C’est sûr que 10$/mois pour une machine permettant de faire tourner un petit site, tout en ayant la main complètement sur le système sous-jacent, c’est alléchant. Malheureusement, le bilan n’est pas si positif que ça. C’est probablement notre manque d’expérience dans l’automatisation … qui n’a pas aidé.

On va revenir à nos amours habituelles, chez Evolix, qui gère hyper bien nos serveurs dédiés depuis le début.

Ruby on Rails 4.2

On est assez rôdé sur Rails, le choix était donc assez simple, mais c’est bien de temps en temps de lancer un projet vierge sur la dernière version d’un framework, sans le poids de l’existant, et de pouvoir tester les bonnes pratiques du moment.

PostgreSQL 9.3

Utilisateurs principalement de MySQL et un petit peu de SQLite, on savait depuis longtemps que PostgreSQL avait des choses intéressantes à proposer. On a donc sauté le pas, un peu lutté au début, mais on est bien content du résultat. Ça vaut le coup. Surtout que Rails 4.x exploite vraiment de plus en plus les spécificités de PostgreSQL.

Mailjet

Pour le moment, c’est Mailjet qui gère la partie « envoi des mails ». je ne suis pas un fan absolu, mais ça fait le boulot. Et puis c’est une boîte française, donc j’apprécie de les faire bosser.

MangoPay

Un point important de Trocdechambre ; nous sommes tiers de confiance entre l’achat sur le site et le paiement du vendeur une fois le séjour passé.

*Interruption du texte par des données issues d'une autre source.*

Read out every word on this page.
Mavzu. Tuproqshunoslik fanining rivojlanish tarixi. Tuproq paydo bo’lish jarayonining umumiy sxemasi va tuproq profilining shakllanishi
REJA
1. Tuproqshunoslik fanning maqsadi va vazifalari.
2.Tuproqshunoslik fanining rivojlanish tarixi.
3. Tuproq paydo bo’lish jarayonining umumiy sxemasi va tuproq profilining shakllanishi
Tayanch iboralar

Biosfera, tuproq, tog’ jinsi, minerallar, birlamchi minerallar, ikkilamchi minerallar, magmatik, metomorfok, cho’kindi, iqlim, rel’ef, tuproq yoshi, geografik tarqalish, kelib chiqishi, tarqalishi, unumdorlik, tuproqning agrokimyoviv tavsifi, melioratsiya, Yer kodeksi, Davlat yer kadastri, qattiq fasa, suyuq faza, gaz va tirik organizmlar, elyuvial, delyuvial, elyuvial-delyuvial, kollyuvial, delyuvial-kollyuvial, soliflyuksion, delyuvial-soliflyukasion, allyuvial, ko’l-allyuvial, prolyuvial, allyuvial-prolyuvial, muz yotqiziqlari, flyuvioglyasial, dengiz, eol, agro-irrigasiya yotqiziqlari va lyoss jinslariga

Il était évidemment hors de question de tout gérer nous-mêmes, pour des raisons techniques et légales. On a choisi de travailler avec MangoPay qui propose une API bien fichue qui permet de gérer des paiements entrants (par CB), des paiements sortants (virements SEPA) et tous les transferts internes qu’on souhaite au niveau de portefeuilles électroniques.

Le coût n’est pas négligeable (1,8% + 18cts, pour chaque paiement entrant) mais la richesse et la facilité de prise en main de l’API en valent le coup, du moins tant qu’on ne gère pas des millions d’euros.

Dans un contexte légal européen, les contraintes sont assez fortes, mais apportent une vraie confiance dans le système. Le dossier d’ouverture de compte est épais et riche, mais ça aussi, ça vaut le coup.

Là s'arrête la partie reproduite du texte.